As an exercise in how slight the grip of peace is around the writhing beast of conflict, Arcane excels. The first ‘act’ of three episodes takes the time to explore the characters within their worlds rather than lazily strutting around the worlds themselves.
Our cast have differing and believable motivations which are given due justice so that when they act we can agree totally with their reasoning, and foresee the immediate consequences of such decisions. Think Game of Thrones meets World of Warcraft.
Arcane makes the wise choice to keep its characters central, even if doing so means that it doesn’t go deep on some of the lore of its world.

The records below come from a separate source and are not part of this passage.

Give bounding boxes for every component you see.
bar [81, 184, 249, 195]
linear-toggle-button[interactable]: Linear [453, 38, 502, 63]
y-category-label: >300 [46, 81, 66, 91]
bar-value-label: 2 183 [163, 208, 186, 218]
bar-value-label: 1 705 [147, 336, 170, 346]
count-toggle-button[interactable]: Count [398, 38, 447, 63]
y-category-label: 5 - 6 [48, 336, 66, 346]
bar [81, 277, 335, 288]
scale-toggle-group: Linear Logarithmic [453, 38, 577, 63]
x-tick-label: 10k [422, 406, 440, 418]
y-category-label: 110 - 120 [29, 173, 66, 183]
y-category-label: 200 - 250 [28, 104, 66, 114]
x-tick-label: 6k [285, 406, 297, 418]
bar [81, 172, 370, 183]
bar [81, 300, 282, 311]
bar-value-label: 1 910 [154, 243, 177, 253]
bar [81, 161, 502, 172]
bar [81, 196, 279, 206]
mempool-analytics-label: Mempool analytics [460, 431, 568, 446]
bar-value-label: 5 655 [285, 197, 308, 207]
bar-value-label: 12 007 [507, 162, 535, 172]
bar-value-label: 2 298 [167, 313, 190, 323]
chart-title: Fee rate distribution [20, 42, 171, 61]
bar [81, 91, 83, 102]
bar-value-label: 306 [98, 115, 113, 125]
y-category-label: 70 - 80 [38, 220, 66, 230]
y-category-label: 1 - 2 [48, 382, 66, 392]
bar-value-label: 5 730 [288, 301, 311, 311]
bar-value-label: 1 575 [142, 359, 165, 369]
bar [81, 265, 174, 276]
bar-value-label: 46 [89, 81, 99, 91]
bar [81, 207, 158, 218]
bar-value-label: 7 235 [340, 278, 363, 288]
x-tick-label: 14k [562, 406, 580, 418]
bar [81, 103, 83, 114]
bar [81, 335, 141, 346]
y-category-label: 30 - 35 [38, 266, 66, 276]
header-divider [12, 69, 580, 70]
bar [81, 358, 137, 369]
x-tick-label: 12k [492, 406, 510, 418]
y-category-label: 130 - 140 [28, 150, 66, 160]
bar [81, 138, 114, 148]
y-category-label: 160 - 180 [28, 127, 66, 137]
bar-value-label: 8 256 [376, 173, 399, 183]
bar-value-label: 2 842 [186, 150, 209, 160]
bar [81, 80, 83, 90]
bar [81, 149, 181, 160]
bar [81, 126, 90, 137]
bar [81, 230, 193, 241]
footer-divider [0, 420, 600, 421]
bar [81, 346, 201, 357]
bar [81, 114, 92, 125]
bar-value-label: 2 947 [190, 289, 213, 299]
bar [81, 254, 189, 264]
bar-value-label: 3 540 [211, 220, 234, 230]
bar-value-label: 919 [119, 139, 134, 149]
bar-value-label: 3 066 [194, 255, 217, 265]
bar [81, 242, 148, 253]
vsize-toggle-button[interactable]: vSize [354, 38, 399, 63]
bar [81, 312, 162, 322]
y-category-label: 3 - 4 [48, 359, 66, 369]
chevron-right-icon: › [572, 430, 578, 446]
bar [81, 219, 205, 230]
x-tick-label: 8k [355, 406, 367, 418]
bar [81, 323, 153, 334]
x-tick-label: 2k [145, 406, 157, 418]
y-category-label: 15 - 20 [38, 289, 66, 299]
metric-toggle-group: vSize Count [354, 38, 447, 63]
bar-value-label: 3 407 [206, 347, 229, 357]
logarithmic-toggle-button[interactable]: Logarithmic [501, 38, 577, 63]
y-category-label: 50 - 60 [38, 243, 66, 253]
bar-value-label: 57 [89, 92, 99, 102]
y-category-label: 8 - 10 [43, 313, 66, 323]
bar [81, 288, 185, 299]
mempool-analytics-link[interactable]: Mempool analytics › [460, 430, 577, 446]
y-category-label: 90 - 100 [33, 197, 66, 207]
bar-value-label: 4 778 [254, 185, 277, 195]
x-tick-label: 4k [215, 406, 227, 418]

New viewers, such as myself, just have to accept that there is magic and multiple species and races, and that we don’t need to know the backstory to all of these if they aren’t serving the current plot. Presumably, this adds extra flavour for fans of the League of Legends series, but thankfully never feels weighty or confusing to newbies.
Such intriguing content is wrapped up in a gorgeous package. As above, the animation is top class and different enough to current homogeneous styles cocooned duvet-like around our screens. Vi training to fight on a complicated mechanism pops out of the screen with each punch and swerve. The day-glo hideout that Vi and her friends bunker down in is filled with eye-catching inventive designs. And the fights and flights are heart-stoppingly realised through fluid, colourful animation.
Arcane has staked its claim well and left me wanting more for the upcoming acts. Entertainment is entertainment in any medium, but the brain tickling needs of interactive gaming differ from the narrative allure of passive viewing. It is a credit to all concerned that Arcane is no throw away tie in designed to milk the loyal and bamboozle the new. Instead, a fully realised show brimming with promise and intrigue awaits you. Count me in.